A Python script to export data from Humanloop, including Files, Versions, Logs, and Evaluations.
- uv
- Humanloop API key
The script can also be run without uv
by installing the dependencies manually.
The dependencies required can be found in the comments at the top of the script.
If doing so, ensure you're using Python 3.10 or higher.
If you don't have a Humanloop API key, you can create one in the Humanloop UI.
Update your .env
file with the following:
Set HUMANLOOP_API_KEY
to your Humanloop API key (more details in previous section).
The HUMANLOOP_DIRECTORY_ID
variable is optional. Specify this (e.g. dir_...
) to only
export Files within that directory (and all subdirectories). If not specified, all Files
will be exported.
If you have fewer than 1 million Logs, you can set the EXPORT_LOGS
environment variable to true
to export Logs.
By default, the script will not export Logs.
If you have more than 1 million Logs and wish to export them, contact us and we can arrange a custom export of your Logs via S3.
E.g.
HUMANLOOP_API_KEY=hl_sk_4ea7b2d77f532c13af94420c0329c2c012b0cfad6dd9b8ac
HUMANLOOP_DIRECTORY_ID=dir_xvNi1CKM872aETtBU6SBF
EXPORT_LOGS=true
Run the export script:
uv run export.py
By default, the script will create a new export, exporting all Files. You should see a progress bar indicating the number of Files processed. If you have Files with more than 100k Logs, the script may take a while to complete.
The script creates an exports
directory with timestamped subdirectories.
Every time the script is run, it will create a new timestamped directory in the exports
directory.
Each export contains:
exports/
└── <timestamp>/ # YYYYMMDD-HHMMSS format
└── export.log # Logging for the export script
└── files/
└── <file_id>/ # E.g. pr_...
├── file.json # File metadata
├── deployments.json # List of Versions deployed to Environments
├── versions/
│ └── <version_id> # E.g. prv_... Version definition (JSON)
├── logs/ # (Only if EXPORT_LOGS is set to true)
│ └── 1.jsonl, 2.jsonl, ... # Each file contains up to 1000 Logs; each line contains a single Log
├── evaluations/
│ └── <evaluation_id>/ # E.g. evr_...
│ ├── evaluation.json # Evaluation metadata - E.g.
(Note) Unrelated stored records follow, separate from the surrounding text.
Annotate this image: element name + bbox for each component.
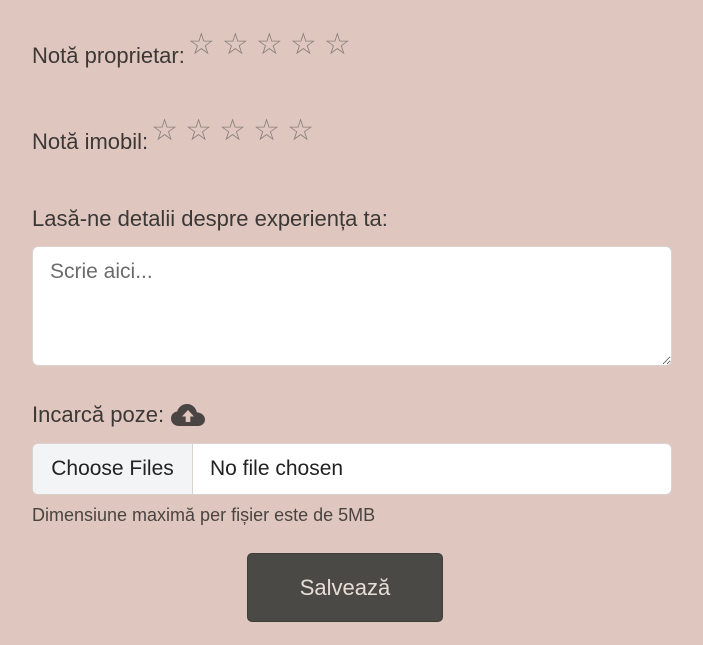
owner-star-1-icon[interactable]: ☆ (188, 30, 222, 60)
owner-rating-stars: ☆ ☆ ☆ ☆ ☆ (188, 30, 358, 60)
property-rating-label: Notă imobil: (32, 129, 149, 154)
owner-star-2-icon[interactable]: ☆ (222, 30, 256, 60)
review-form: Notă proprietar: ☆ ☆ ☆ ☆ ☆ Notă imobil: … (0, 0, 703, 645)
details-label: Lasă-ne detalii despre experiența ta: (32, 206, 388, 231)
property-rating-stars: ☆ ☆ ☆ ☆ ☆ (151, 116, 321, 146)
owner-star-4-icon[interactable]: ☆ (290, 30, 324, 60)
save-button[interactable]: Salvează (247, 553, 443, 622)
owner-rating: Notă proprietar: ☆ ☆ ☆ ☆ ☆ (32, 30, 358, 69)
upload-label-row: Incarcă poze: (32, 402, 206, 428)
property-star-4-icon[interactable]: ☆ (253, 116, 287, 146)
owner-star-3-icon[interactable]: ☆ (256, 30, 290, 60)
property-star-3-icon[interactable]: ☆ (219, 116, 253, 146)
choose-files-button[interactable]: Choose Files (33, 444, 193, 494)
owner-rating-label: Notă proprietar: (32, 43, 185, 68)
details-textarea-wrapper (32, 246, 672, 366)
file-upload-input[interactable]: Choose Files No file chosen (32, 443, 672, 495)
details-textarea[interactable] (32, 246, 672, 366)
property-star-5-icon[interactable]: ☆ (287, 116, 321, 146)
owner-star-5-icon[interactable]: ☆ (324, 30, 358, 60)
property-star-1-icon[interactable]: ☆ (151, 116, 185, 146)
property-star-2-icon[interactable]: ☆ (185, 116, 219, 146)
file-status-text: No file chosen (210, 457, 344, 480)
property-rating: Notă imobil: ☆ ☆ ☆ ☆ ☆ (32, 116, 321, 155)
upload-label: Incarcă poze: (32, 402, 165, 427)
file-size-hint: Dimensiune maximă per fișier este de 5MB (32, 505, 376, 525)
cloud-upload-icon[interactable] (170, 402, 206, 428)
Name, Evaluators
│ ├── stats.json # Evaluation statistics
│ ├── runs/
│ │ └── <run_id> # E.g. run_... Run definition, e.g. the dataset and version (JSON)
│ └── logs/ # (Only if EXPORT_LOGS is set to true)
│ └── 1.jsonl, 2.jsonl, ... # Each line corresponds to a Log, associated with a Run ID and optional Datapoint, along with the Evaluator Logs containing judgments.
└── datapoints/ # (Only for Datasets)
└── <version_id>/ # E.g. dsv_...
└── 1.jsonl, 2.jsonl, ... # Each file contains up to 1000 Datapoints; each line corresponds to a Datapoint
The script retries requests to the Humanloop API if they fail, up to 5 times.
These retries, along with errors, are logged to the export.log
file.
To resume an existing export that had been previously interrupted, you can specify the export directory
to resume from within export.py
. E.g.
... existing code ...
if __name__ == "__main__":
... existing code ...
main(
directory_id=directory_id,
export_dir=Path("exports/20250606-120000"), # Pass in a directory here to continue a previous export.
)
This will skip any Files that have already been exported.
We also provide a script to import data, given a prior export.
uv run import.py
This will import the data into Humanloop.
The script will create a new import directory in the imports
directory, named with a timestamp.
This new import directory will contain logs of the import process (in import.log
).
Humanloop will be populated with the Files and Versions from the export.